Diesner to join IAspire Leadership Academy

Jana Diesner
Jana Diesner, Associate Professor and PhD Program Director

Associate Professor and PhD Program Director Jana Diesner has been named a fellow in the second cohort of the IAspire Leadership Academy, a leadership program aimed at helping STEM faculty from underrepresented backgrounds ascend to leadership roles at colleges and universities. The IAspire Leadership Academy is part of Aspire Alliance's Institutional Change Initiative, led by the Association of Public and Land-grant Universities (APLU) and the University of Georgia.

The academy is one pillar of diversity and inclusion work underway through the Aspire Alliance (formally known as the National Alliance for Inclusive & Diverse STEM Faculty). The National Science Foundation-backed alliance is working across post-secondary institutions to develop more inclusive institutional cultures supporting the access and success of all undergraduate STEM students, especially those from underrepresented groups. The academy is targeted at mid-career individuals from traditionally underrepresented groups interested in serving in college or university leadership roles in STEM fields. The twenty-four participating faculty and administrators were selected through a competitive, blind holistic review of their applications.

"The second cohort of IAspire Leadership Academy fellows represent a broad diversity of STEM fields and leadership experiences across higher education sectors," said Howard Gobstein, director of the Aspire Alliance and executive vice president at the APLU. "More inclusive college and university cultures require diversity in faculty and university leadership, and this academy helps to support the next generation of university faculty and leaders."

Diesner holds a PhD in computation, organizations and society from Carnegie Mellon University. Her research in human-centered data science and responsible computing combines the benefits of machine learning, AI, network analysis and natural language processing with the consideration of social science theories, social contexts, and ethical concerns. At the University of Illinois, recent recognition for her research expertise includes a Linowes Fellowship from the Cline Center for Advanced Social Research, an R.C. Evans Data Analytics Fellowship from the Deloitte Foundation Center for Business Analytics, and an appointment as the CIO Scholar for Information Research & Technology.

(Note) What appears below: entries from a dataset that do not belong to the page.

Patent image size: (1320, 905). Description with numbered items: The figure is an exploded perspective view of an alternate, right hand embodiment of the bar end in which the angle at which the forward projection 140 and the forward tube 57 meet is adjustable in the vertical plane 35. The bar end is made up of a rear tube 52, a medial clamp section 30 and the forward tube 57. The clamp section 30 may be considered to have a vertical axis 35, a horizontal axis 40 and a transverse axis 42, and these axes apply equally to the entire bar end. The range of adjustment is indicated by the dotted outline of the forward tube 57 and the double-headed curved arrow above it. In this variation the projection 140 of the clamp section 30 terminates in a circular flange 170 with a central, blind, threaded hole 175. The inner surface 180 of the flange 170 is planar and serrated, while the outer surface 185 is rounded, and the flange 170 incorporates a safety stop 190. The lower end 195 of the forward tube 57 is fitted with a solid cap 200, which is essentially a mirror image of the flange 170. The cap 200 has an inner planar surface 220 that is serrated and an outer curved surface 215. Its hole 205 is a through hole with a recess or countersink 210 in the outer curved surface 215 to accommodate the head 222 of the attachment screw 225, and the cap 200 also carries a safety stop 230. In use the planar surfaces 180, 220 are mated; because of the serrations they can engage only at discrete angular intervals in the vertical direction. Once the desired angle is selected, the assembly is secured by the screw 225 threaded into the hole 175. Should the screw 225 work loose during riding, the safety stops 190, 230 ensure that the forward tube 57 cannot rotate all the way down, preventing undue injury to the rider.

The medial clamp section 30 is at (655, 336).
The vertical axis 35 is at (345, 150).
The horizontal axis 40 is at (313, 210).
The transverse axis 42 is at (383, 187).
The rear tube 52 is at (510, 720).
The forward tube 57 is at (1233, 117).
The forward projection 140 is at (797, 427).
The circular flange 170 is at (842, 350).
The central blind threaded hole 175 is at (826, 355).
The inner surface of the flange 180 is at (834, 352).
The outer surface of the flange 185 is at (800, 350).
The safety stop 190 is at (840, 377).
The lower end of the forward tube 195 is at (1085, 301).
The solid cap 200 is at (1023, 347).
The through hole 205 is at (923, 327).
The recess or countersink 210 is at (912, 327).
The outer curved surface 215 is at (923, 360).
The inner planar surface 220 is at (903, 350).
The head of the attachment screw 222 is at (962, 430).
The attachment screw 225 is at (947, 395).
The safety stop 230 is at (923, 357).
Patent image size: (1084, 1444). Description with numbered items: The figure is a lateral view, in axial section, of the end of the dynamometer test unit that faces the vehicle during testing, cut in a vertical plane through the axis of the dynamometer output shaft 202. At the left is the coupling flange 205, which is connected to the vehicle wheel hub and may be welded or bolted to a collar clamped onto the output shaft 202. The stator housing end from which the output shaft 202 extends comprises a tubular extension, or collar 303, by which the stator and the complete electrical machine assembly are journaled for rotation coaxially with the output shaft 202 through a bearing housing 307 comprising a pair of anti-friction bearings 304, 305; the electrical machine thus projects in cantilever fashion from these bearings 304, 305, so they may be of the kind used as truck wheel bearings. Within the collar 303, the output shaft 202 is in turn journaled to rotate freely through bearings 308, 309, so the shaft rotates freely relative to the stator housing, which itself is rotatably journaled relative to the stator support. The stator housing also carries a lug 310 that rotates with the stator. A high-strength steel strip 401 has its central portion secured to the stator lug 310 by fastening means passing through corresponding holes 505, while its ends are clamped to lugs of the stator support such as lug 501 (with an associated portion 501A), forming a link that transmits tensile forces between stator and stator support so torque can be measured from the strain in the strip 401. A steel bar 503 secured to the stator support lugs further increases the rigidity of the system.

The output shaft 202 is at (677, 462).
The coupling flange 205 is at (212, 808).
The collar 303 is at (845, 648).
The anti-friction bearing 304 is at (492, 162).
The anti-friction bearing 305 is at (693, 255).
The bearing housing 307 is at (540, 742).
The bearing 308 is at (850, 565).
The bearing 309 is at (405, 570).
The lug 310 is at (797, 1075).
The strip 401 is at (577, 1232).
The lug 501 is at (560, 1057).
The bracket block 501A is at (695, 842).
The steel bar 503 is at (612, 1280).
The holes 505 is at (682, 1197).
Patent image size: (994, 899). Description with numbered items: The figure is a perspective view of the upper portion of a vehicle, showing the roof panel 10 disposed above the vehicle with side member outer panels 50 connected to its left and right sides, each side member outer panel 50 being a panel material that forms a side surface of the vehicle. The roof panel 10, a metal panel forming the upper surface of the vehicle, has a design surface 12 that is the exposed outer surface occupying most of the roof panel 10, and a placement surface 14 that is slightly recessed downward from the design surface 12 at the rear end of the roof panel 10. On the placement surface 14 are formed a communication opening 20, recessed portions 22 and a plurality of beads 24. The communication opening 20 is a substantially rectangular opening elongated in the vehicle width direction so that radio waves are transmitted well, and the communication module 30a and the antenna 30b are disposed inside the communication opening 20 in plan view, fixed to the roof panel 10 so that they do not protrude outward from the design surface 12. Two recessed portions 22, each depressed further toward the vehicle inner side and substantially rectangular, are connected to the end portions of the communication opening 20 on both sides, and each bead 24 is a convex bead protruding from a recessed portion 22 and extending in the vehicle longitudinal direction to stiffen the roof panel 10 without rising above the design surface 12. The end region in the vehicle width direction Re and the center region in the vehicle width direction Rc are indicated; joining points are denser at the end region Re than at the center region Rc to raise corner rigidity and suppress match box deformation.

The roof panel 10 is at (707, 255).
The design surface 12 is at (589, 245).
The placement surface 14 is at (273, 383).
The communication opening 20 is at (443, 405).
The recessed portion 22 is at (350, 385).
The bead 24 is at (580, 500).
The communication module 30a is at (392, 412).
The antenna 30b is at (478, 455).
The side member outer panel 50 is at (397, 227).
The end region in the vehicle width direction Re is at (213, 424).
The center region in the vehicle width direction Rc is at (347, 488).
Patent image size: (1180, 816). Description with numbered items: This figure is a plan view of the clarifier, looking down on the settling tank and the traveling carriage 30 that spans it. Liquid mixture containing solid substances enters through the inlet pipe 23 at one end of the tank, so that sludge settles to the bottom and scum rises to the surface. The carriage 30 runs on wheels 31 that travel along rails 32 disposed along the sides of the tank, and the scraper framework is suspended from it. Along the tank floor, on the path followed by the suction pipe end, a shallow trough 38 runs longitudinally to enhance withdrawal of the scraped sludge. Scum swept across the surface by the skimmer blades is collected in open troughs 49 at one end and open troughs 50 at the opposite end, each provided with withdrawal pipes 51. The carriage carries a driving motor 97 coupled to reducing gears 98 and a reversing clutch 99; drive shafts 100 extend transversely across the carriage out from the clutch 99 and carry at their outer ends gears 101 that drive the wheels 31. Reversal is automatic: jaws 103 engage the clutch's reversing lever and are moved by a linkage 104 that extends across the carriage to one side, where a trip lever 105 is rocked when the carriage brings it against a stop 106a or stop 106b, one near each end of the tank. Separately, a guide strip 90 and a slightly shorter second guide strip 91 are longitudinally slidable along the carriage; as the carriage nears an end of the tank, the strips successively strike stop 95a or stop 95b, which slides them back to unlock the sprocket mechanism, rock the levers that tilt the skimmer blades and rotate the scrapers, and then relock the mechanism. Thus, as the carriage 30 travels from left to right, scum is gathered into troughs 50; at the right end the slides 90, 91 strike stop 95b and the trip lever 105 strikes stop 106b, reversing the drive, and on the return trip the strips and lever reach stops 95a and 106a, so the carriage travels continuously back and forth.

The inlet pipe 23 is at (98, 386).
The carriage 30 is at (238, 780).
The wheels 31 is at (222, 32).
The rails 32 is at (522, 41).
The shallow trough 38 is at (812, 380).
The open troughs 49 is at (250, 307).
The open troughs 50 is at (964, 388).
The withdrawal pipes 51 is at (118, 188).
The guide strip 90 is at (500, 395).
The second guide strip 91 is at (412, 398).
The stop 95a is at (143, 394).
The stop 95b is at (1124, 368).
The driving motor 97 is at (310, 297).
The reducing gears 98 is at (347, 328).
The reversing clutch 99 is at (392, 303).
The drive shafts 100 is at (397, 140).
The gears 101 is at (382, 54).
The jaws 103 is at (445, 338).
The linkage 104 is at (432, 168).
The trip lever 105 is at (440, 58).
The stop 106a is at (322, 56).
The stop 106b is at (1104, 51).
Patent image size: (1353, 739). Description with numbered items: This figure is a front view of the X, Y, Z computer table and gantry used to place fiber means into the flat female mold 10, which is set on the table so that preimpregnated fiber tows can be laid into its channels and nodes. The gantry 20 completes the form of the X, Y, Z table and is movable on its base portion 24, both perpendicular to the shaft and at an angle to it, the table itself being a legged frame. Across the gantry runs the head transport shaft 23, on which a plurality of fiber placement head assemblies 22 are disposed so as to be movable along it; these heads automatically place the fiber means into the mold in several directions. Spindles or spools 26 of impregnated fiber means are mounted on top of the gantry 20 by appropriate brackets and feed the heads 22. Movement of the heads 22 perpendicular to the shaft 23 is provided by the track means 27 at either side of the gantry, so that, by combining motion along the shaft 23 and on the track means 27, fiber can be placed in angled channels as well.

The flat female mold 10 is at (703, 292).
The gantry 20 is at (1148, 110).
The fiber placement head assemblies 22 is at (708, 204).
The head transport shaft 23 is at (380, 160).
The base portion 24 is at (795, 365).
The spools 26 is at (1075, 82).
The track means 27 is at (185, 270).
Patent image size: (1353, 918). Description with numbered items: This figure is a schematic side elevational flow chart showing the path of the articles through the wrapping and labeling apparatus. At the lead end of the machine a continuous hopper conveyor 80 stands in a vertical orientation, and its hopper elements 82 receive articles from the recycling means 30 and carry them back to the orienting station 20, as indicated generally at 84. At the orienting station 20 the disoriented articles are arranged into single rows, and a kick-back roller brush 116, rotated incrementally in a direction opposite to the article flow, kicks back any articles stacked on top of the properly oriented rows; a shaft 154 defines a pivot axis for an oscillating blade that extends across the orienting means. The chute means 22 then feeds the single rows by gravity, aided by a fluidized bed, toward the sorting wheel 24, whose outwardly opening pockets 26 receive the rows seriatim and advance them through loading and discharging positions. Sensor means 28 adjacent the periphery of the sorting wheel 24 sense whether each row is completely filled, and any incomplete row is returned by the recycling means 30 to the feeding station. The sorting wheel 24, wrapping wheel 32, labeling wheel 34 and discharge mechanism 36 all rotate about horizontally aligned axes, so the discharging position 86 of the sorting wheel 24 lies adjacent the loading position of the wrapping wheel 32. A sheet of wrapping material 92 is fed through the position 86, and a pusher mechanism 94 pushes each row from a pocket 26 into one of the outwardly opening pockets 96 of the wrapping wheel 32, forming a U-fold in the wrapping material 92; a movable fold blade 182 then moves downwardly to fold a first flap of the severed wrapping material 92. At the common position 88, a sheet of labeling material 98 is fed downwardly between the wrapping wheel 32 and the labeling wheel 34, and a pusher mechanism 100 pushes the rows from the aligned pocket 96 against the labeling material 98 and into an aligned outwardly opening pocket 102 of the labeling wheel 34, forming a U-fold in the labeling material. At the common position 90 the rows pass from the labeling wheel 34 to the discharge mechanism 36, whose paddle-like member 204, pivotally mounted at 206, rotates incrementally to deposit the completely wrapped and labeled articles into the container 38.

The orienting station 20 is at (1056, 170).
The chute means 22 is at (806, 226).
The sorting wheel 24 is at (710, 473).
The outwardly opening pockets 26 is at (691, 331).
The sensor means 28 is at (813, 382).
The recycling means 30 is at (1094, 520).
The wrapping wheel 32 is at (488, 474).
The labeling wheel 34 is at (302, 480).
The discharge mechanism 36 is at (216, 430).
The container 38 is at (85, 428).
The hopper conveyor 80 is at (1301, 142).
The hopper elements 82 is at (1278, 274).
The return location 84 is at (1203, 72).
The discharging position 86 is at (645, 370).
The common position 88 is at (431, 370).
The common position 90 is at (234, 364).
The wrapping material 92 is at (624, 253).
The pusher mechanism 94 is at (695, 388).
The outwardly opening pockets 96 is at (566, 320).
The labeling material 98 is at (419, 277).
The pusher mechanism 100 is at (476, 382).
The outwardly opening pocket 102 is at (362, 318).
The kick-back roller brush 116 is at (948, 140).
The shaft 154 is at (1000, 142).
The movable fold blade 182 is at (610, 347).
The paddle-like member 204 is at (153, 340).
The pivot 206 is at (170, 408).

"It has been my long-term passion to strengthen the representation and voice of women in tech, to broaden the participation in computing, and to promote STEM research to a wide audience," said Diesner. "Working towards these goals requires not only individual efforts, but also institutional and societal action and change. I am excited about this opportunity to improve my skills in creating innovative, empowering and effective work environments that serve a diverse student body, and to collaborate with a broad set of partners at Illinois and beyond to support traditionally underrepresented groups in pursuing careers in tech."